Avoiding Race Conditions with MySQL Named Locks
On a recent project, my team had a need to track credits and debits against a particular field in the database. For simplicity, assume the field in question is called balance. Every time a user added to their balance, we wanted to track a positive transaction. Conversely, when the balance was reduced, we wanted to record a negative transaction. At any given point in time, we wanted the value of balance to equal the sum of the transactions.
The logic we wanted to modify is encapsulated into a Java microservice (based on the Spring Framework) running in Amazon EC2. By default, there are two instances of this microservice running at any given time. In periods of high load, the microservice might be scaled with additional instances.
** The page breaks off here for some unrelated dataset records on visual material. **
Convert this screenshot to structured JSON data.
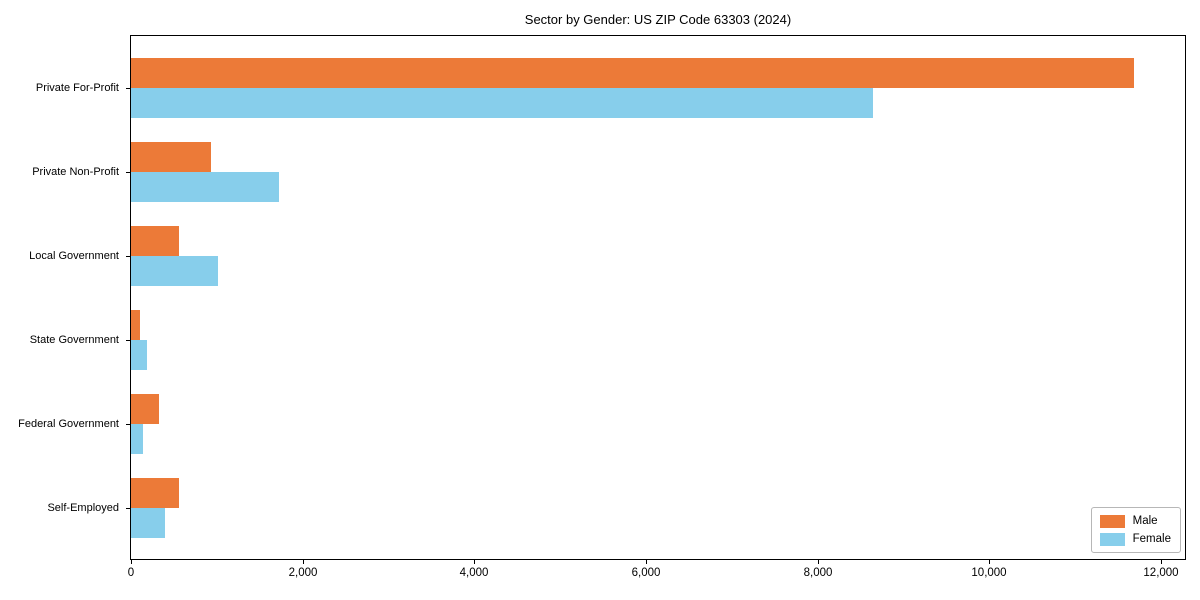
{
  "chart_data": {
    "type": "bar",
    "orientation": "horizontal",
    "title": "Sector by Gender: US ZIP Code 63303 (2024)",
    "categories": [
      "Private For-Profit",
      "Private Non-Profit",
      "Local Government",
      "State Government",
      "Federal Government",
      "Self-Employed"
    ],
    "series": [
      {
        "name": "Male",
        "color": "#EC7A38",
        "values": [
          11690,
          930,
          560,
          100,
          330,
          560
        ]
      },
      {
        "name": "Female",
        "color": "#87CEEB",
        "values": [
          8640,
          1730,
          1010,
          190,
          140,
          395
        ]
      }
    ],
    "xlim": [
      0,
      12280
    ],
    "x_ticks": [
      {
        "value": 0,
        "label": "0"
      },
      {
        "value": 2000,
        "label": "2,000"
      },
      {
        "value": 4000,
        "label": "4,000"
      },
      {
        "value": 6000,
        "label": "6,000"
      },
      {
        "value": 8000,
        "label": "8,000"
      },
      {
        "value": 10000,
        "label": "10,000"
      },
      {
        "value": 12000,
        "label": "12,000"
      }
    ],
    "xlabel": "",
    "ylabel": "",
    "grid": false,
    "legend_position": "lower right",
    "frame_color": "#000000",
    "background": "#ffffff"
  }
}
The logic we were modifying was roughly this:
- Read the record (including all the fields in the row).
- Update the record in the database with the user-specified value for balance.
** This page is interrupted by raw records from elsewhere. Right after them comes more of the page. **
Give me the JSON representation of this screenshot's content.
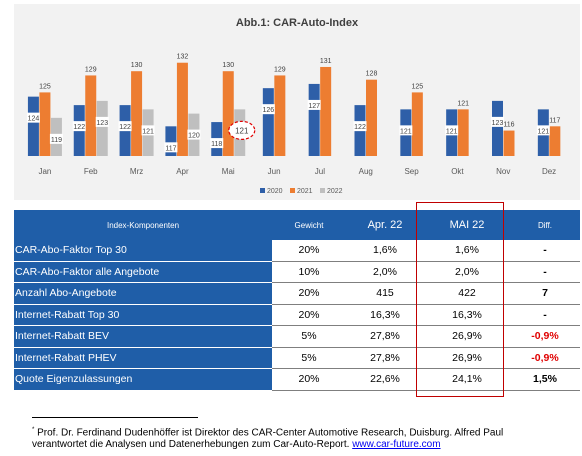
{
  "chart_data": {
    "type": "bar",
    "title": "Abb.1: CAR-Auto-Index",
    "categories": [
      "Jan",
      "Feb",
      "Mrz",
      "Apr",
      "Mai",
      "Jun",
      "Jul",
      "Aug",
      "Sep",
      "Okt",
      "Nov",
      "Dez"
    ],
    "series": [
      {
        "name": "2020",
        "color": "#2e5fa8",
        "values": [
          124,
          122,
          122,
          117,
          118,
          126,
          127,
          122,
          121,
          121,
          123,
          121
        ]
      },
      {
        "name": "2021",
        "color": "#ed7d31",
        "values": [
          125,
          129,
          130,
          132,
          130,
          129,
          131,
          128,
          125,
          121,
          116,
          117
        ]
      },
      {
        "name": "2022",
        "color": "#bfbfbf",
        "values": [
          119,
          123,
          121,
          120,
          121,
          null,
          null,
          null,
          null,
          null,
          null,
          null
        ]
      }
    ],
    "highlight": {
      "category": "Mai",
      "series": "2022",
      "value": 121,
      "style": "red dashed circle"
    },
    "ylim": [
      110,
      135
    ],
    "grid": false,
    "legend": "bottom"
  },
  "table": {
    "headers": [
      "Index-Komponenten",
      "Gewicht",
      "Apr. 22",
      "MAI 22",
      "Diff."
    ],
    "rows": [
      {
        "label": "CAR-Abo-Faktor Top 30",
        "weight": "20%",
        "apr": "1,6%",
        "mai": "1,6%",
        "diff": "-",
        "diff_negative": false
      },
      {
        "label": "CAR-Abo-Faktor alle Angebote",
        "weight": "10%",
        "apr": "2,0%",
        "mai": "2,0%",
        "diff": "-",
        "diff_negative": false
      },
      {
        "label": "Anzahl Abo-Angebote",
        "weight": "20%",
        "apr": "415",
        "mai": "422",
        "diff": "7",
        "diff_negative": false
      },
      {
        "label": "Internet-Rabatt Top 30",
        "weight": "20%",
        "apr": "16,3%",
        "mai": "16,3%",
        "diff": "-",
        "diff_negative": false
      },
      {
        "label": "Internet-Rabatt BEV",
        "weight": "5%",
        "apr": "27,8%",
        "mai": "26,9%",
        "diff": "-0,9%",
        "diff_negative": true
      },
      {
        "label": "Internet-Rabatt PHEV",
        "weight": "5%",
        "apr": "27,8%",
        "mai": "26,9%",
        "diff": "-0,9%",
        "diff_negative": true
      },
      {
        "label": "Quote Eigenzulassungen",
        "weight": "20%",
        "apr": "22,6%",
        "mai": "24,1%",
        "diff": "1,5%",
        "diff_negative": false
      }
    ]
  },
  "footnote": {
    "marker": "*",
    "text": "Prof. Dr. Ferdinand Dudenhöffer ist Direktor des CAR-Center Automotive Research, Duisburg. Alfred Paul verantwortet die Analysen und Datenerhebungen zum Car-Auto-Report.",
    "link": "www.car-future.com"
  }
}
Our first approach was to update the logic to be as follows:
- Read the record (including all the fields in the row).
- Determine the delta between the balance stored in the database and what the user desired the balance to be.
- Store a transaction record (either positive or negative) to represent the delta. If the balance did not change, no record was written.
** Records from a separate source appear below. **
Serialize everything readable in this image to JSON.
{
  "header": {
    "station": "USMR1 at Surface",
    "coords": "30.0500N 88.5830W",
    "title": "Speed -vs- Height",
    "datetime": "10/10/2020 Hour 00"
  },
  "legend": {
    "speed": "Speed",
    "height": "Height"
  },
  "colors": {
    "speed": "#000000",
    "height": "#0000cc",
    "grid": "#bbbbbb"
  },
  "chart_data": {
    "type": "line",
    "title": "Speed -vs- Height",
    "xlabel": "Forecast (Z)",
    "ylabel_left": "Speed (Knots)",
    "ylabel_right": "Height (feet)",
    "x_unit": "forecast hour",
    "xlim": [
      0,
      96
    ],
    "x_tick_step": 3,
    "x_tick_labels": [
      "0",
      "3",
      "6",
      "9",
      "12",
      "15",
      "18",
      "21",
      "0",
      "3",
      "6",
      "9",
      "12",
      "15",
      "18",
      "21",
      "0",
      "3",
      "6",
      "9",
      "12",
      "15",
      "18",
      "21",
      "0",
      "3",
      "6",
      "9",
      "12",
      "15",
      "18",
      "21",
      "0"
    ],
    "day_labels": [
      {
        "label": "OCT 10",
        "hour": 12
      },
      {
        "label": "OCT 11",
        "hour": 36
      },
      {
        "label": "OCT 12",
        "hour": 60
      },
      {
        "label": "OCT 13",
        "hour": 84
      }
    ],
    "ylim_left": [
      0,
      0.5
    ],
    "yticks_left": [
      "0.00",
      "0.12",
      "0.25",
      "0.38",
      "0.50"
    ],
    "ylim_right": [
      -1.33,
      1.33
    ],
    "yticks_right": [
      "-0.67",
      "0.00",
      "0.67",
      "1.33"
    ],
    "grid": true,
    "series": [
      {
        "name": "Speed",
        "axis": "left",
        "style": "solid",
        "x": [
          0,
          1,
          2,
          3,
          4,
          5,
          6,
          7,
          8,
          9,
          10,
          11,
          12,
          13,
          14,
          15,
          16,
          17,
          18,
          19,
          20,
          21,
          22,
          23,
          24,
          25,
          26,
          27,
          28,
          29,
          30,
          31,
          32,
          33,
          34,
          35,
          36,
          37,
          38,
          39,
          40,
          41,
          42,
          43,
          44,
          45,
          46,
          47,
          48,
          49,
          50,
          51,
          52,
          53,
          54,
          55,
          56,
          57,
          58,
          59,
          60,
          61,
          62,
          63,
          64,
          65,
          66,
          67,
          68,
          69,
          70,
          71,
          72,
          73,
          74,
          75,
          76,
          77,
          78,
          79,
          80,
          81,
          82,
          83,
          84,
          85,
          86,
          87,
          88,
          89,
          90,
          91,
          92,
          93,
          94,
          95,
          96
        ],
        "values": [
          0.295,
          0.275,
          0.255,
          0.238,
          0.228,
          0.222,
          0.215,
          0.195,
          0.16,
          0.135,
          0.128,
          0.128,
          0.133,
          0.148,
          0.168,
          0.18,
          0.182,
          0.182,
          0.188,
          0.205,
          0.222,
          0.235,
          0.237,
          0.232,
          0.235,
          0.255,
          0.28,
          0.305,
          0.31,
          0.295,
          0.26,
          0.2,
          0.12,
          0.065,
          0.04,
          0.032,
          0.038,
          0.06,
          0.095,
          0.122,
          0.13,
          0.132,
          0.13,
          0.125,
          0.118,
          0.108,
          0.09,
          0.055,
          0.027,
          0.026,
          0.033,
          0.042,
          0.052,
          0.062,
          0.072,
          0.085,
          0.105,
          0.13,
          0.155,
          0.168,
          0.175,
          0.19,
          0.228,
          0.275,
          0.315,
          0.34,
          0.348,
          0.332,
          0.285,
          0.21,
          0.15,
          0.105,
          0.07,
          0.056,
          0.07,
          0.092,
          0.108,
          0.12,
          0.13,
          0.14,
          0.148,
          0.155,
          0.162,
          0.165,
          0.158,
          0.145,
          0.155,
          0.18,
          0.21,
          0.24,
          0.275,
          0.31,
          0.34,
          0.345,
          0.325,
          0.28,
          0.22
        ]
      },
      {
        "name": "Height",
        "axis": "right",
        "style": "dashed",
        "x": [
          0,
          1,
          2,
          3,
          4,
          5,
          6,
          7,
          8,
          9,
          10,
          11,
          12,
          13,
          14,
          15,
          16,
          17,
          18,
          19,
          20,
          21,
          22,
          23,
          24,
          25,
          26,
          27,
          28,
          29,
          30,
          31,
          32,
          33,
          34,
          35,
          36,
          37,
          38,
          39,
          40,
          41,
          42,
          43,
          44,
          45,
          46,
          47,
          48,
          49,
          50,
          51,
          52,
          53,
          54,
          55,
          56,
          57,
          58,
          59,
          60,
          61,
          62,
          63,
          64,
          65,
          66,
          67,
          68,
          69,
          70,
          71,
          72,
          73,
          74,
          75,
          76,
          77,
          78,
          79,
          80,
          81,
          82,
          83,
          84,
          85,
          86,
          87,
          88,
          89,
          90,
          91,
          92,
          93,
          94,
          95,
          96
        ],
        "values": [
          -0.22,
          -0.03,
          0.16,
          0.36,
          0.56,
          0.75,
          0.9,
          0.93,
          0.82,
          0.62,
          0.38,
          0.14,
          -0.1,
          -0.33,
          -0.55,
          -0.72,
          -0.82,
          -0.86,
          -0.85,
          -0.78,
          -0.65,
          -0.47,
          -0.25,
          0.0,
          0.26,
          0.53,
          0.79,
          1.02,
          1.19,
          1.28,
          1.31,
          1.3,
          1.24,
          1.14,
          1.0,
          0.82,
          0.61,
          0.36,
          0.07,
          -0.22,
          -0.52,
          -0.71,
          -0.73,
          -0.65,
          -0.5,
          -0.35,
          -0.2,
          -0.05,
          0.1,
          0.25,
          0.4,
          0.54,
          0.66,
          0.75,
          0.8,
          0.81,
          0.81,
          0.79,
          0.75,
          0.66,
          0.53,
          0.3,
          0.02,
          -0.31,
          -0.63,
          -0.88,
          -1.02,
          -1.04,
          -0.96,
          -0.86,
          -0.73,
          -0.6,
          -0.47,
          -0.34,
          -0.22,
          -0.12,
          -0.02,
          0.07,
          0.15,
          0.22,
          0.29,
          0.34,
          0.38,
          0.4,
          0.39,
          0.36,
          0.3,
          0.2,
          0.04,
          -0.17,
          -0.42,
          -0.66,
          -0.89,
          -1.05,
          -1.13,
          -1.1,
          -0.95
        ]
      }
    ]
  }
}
- Update the record in the database with the user-specified value for balance.
As part of the transition to this new logic, we primed the transaction table with an initial transaction equal to the value of the balance. This was necessary so that we could guarantee that the balance equaled the sum of the transactions.
After a few days of runtime, we wrote a query to find any records where the balance field did not equal the sum of the transactions. We found a small handful. After looking through the code, we identified that one of our clients was sending in two requests for the same record nearly simultaneously. It turned out there was a flaw in the user interface that allowed this condition to occur. Regardless, we wanted to protect against this scenario in our microservice.
Within the microservice, two different threads were handling the requests in parallel. The first thread read the balance from the database and before it could write a transaction and update the balance with the new value, the second thread had already read a stale value for the balance. In other words, we had a race condition.
Our design for solving this was to define a tightly-scoped critical section to encapsulate our logic. A critical section is a series of steps that must be executed by only a single thread across the whole system. In multi-threaded applications, this is commonly solved with locks. A lock can be used to ensure that a critical section is being executed by a single thread at a time. For single-instance applications, for example in Java, this is implemented using the synchronized keyword. By tagging a method with “synchronized” you are identifying a critical section and enforcing single threaded access to it.
Even though our application was written in Java, it is also distributed among different hosts in EC2. We could use the synchronized keyword, but that only protects us from race conditions within the same process. What if the duplicate requests are handled by threads on entirely different hosts?
To mitigate this, we utilized a locking mechanism provided to us by MySQL. Starting with MySQL 5.7, locking functions are a great option for achieving a distributed lock (with a few caveats). The flow looks like this:
- Get a lock by name. The name could be anything, but is best suited to be something unique to the data you are working with. A timeout can be specified such that if the thread waits too long for control of the lock, an exception is thrown. Once obtained, no other process or thread can obtain the named lock until it has been released.
- Execute critical section.
- Release named lock.
In our case, we expected our critical section to be executed very quickly (on the millisecond scale) so we were not particularly concerned about threads waiting too long to obtain locks. In the event this occurs, the request would error out and our data is still protected.
One caveat we ran into with named MySQL locks was it appeared that within the same process, it was possible for two separate threads to obtain the same named lock. We suspect this is possible because we are using connection pooling and there is evidence in the MySQL locking documentation that the named lock is only guaranteed in different sessions. We mitigated this vulnerability by still using the synchronized keyword on the method containing our critical section. So within the same process, we are protected by the synchronized keyword. Across multiple processes/hosts, we are protected by named locks.
For a full database solve, stored procedures are an option. The locking mechanisms discussed above are still required, but we could eliminate the critical section within our Java code. We would simply be invoking the stored procedure (which wholly contains the critical section) from our Java code.
Avoiding race conditions altogether is ideal. However, when developing distributed applications they are sometimes impossible to avoid. This article details one way to mitigate them by abstracting the problem to critical sections and locking.